As it turned out, the 1989 date of the purchase and disassembling was key, Frew says, allowing the château to bypass France’s strict patrimony laws passed in the early 1990s that forbid the export of this kind of structure in any form.

During the disassembly, Lacoste devised a system using letters and numbers to keep track of the pieces, labeling them in blue crayon. Frew and her team updated his system using digital technology, and have produced  detailed diagrams. Hence, the garlanded keystone atop the château’s north facade doorway can be fit into place by using the signature “R99,” rather than the skills of a jigsaw-puzzle fanatic.

The harbor city of Bordeaux, from which centuries of winemakers have exported their vintages, boasts France’s greatest concentration of neoclassical 18th-century architecture. In subsequent decades, the region’s winemakers and landed gentry copied the style when creating showpiece châteaux meant to function as impressive calling cards for their wines, or just as family status symbols.

Marc Favreau, chief curator of the city of Bordeaux, says Frew’s château was built at a time of great prosperity for the region, when numerous grand châteaux were going up. Looking at photographs, he says Frew’s château is in a local style associated with the late-18th-century reign of Louis XVI. It draws its beauty from the region’s pale limestone and the restricted use of purely decorative motifs, he says of this variant on neoclassicism. Frew’s château largely confines its decorations to the classical pediments, the rooftop and terrace balustrades, and areas below the window frames.

Relocating a mammoth historic structure embedded in the history and culture of Bordeaux to a U.S. site is something of a return to a past practice, says New York architect Peter Pennoyer.

The late-19-century variation on French classicism became a trademark of early-20th-century America, especially in New York City, under the name Beaux-Arts, in honor of the French training that was key in the career of American architects at the time, says Pennoyer. New York’s Beaux-Arts monuments include Grand Central Terminal and the main branch of the New York Public Library. Pennoyer and Favreau cite the James B. Duke House off Fifth Avenue, a Manhattan Beaux-Arts landmark, as a relative of the Bordeaux château for sale.

Mr. Pennoyer, who specializes in classically minded residential projects, also was shown photos of Frew’s Bordeaux château. How might he go about turning it into a modern American home?

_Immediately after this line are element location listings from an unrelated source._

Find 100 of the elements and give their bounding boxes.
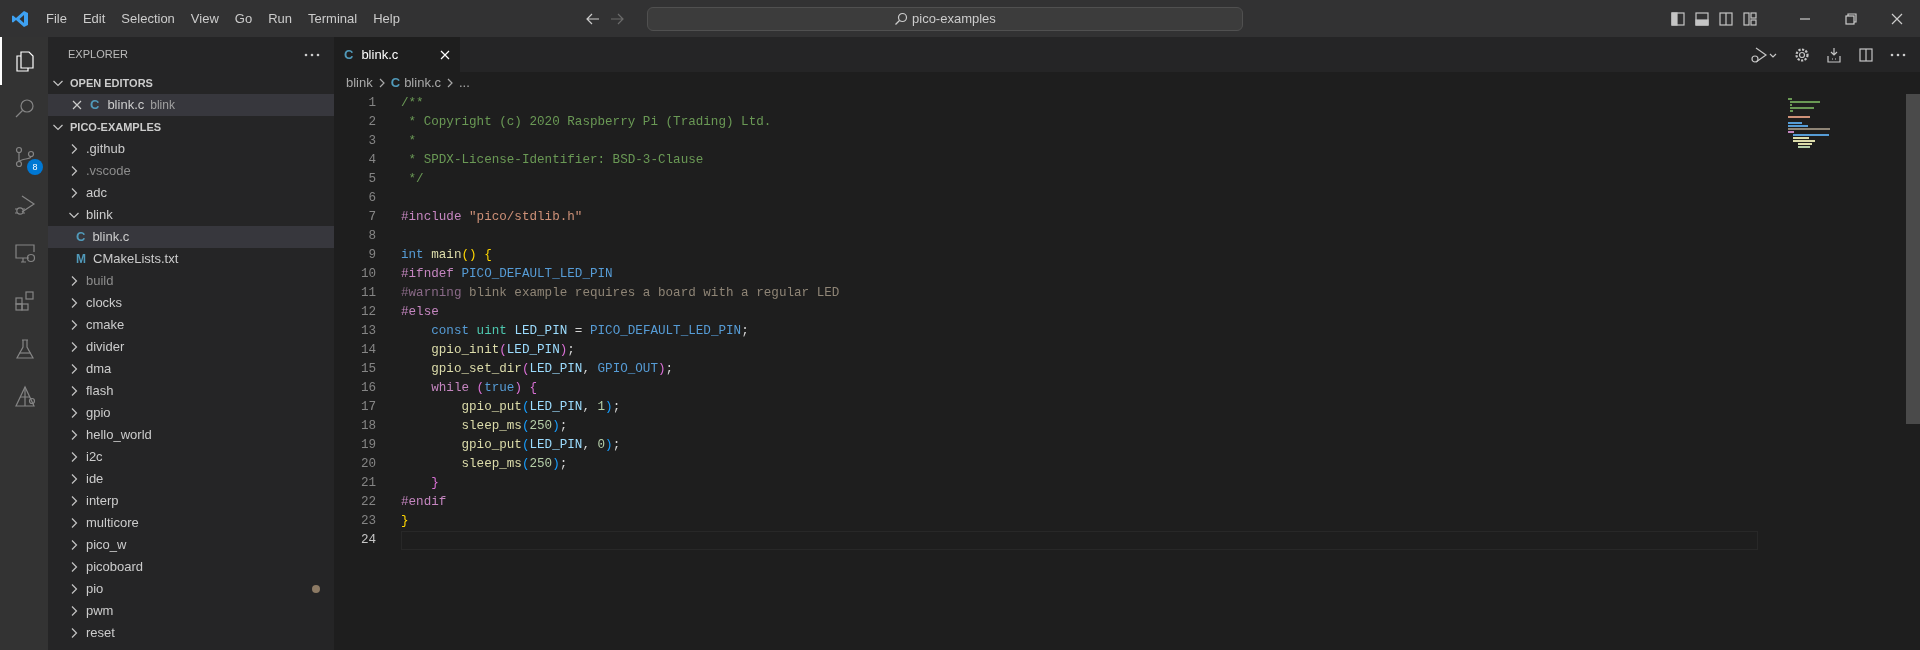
code-line: gpio_put(LED_PIN, 0); (460, 437, 622, 454)
line-number: 12 (359, 304, 377, 321)
code-line: gpio_set_dir(LED_PIN, GPIO_OUT); (430, 361, 675, 378)
tree-item[interactable]: interp (48, 490, 334, 512)
tree-item[interactable]: clocks (48, 292, 334, 314)
source-control-icon (13, 145, 37, 169)
line-number: 4 (367, 152, 377, 169)
command-center[interactable]: pico-examples (646, 6, 1243, 31)
tree-item[interactable]: cmake (48, 314, 334, 336)
restore-icon[interactable] (1845, 12, 1857, 25)
tree-item[interactable]: pico_w (48, 534, 334, 556)
menu-item[interactable]: Help (365, 6, 408, 31)
monitor-icon (13, 241, 37, 265)
scrollbar[interactable] (1906, 94, 1920, 424)
file-icon: C (90, 95, 100, 115)
line-number: 3 (367, 133, 377, 150)
code-line: #ifndef PICO_DEFAULT_LED_PIN (401, 266, 614, 283)
code-line: while (true) { (430, 380, 539, 397)
tree-item[interactable]: .vscode (48, 160, 334, 182)
code-line: gpio_put(LED_PIN, 1); (460, 399, 622, 416)
line-number: 20 (359, 456, 377, 473)
activity-tab[interactable]: 8 (0, 133, 48, 181)
triangle-tools-icon (13, 385, 37, 409)
sidebar-layout-icon[interactable] (1670, 10, 1686, 27)
line-number: 13 (359, 323, 377, 340)
run-debug-icon[interactable] (1750, 45, 1778, 64)
line-number: 18 (359, 418, 377, 435)
tree-item[interactable]: reset (48, 622, 334, 644)
settings-icon[interactable] (1794, 46, 1810, 63)
more-icon[interactable] (304, 52, 320, 57)
code-line: const uint LED_PIN = PICO_DEFAULT_LED_PIN; (430, 323, 750, 340)
line-number: 9 (367, 247, 377, 264)
code-line: #include "pico/stdlib.h" (401, 209, 584, 226)
breadcrumb-item[interactable]: ... (459, 73, 470, 93)
tree-item[interactable]: C blink.c (48, 226, 334, 248)
tree-item[interactable]: M CMakeLists.txt (48, 248, 334, 270)
editor-tab[interactable]: C blink.c (334, 37, 460, 72)
code-line: #endif (401, 494, 448, 511)
tree-item[interactable]: pio (48, 578, 334, 600)
tree-item[interactable]: .github (48, 138, 334, 160)
line-number: 8 (367, 228, 377, 245)
menu-item[interactable]: Terminal (300, 6, 366, 31)
tree-item[interactable]: build (48, 270, 334, 292)
code-line: int main() { (401, 247, 493, 264)
menu-item[interactable]: Edit (74, 6, 114, 31)
tree-item[interactable]: gpio (48, 402, 334, 424)
tree-item[interactable]: multicore (48, 512, 334, 534)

“If we were doing new rooms within a historic or salvaged shell,” he says, “we would want to make it inspired by that style but also make it feel American.” While a French client might go all out in a new version of a historical interior, marked by elaborate paneling and stucco, he says, he would aim for something less ornate with less ornamentation. “I wouldn’t put gilding on the carved elements of that paneling,” he says, but would plan on adding paneling and moldings.

Frew believes a future château owner might need additional limestone to finish off the home.  This could be used to expand exterior walls or add modern extensions, or even be incorporated into wholly new elements, such as a pool deck, fountains, terraces, walkways, stairwells and garden walls.  The purchase price includes two containers of additional stone blocks from the building’s original Bordeaux quarry.

Pennoyer, who says he knows the city of Bordeaux well, says the local limestone is a remarkable building material. “You get a differentiation in the tone of the stones instead of it looking pure white,” he says. “This variety of the color is what’s beautiful—the way it reflects light.”

Should a future owner want even more stone, Pennoyer says they could source it from Indiana quarries, which send their limestone to clad Manhattan’s latest luxury residential projects.  Frew, however, insists the French version is superior in its marbling and veining than U.S. variation.

Now that she is getting ready to part with her 800 tons of stones, how is she feeling? “It will be great when it sells,” she says. “That poor château has been sitting there for 35 years. I saved it.”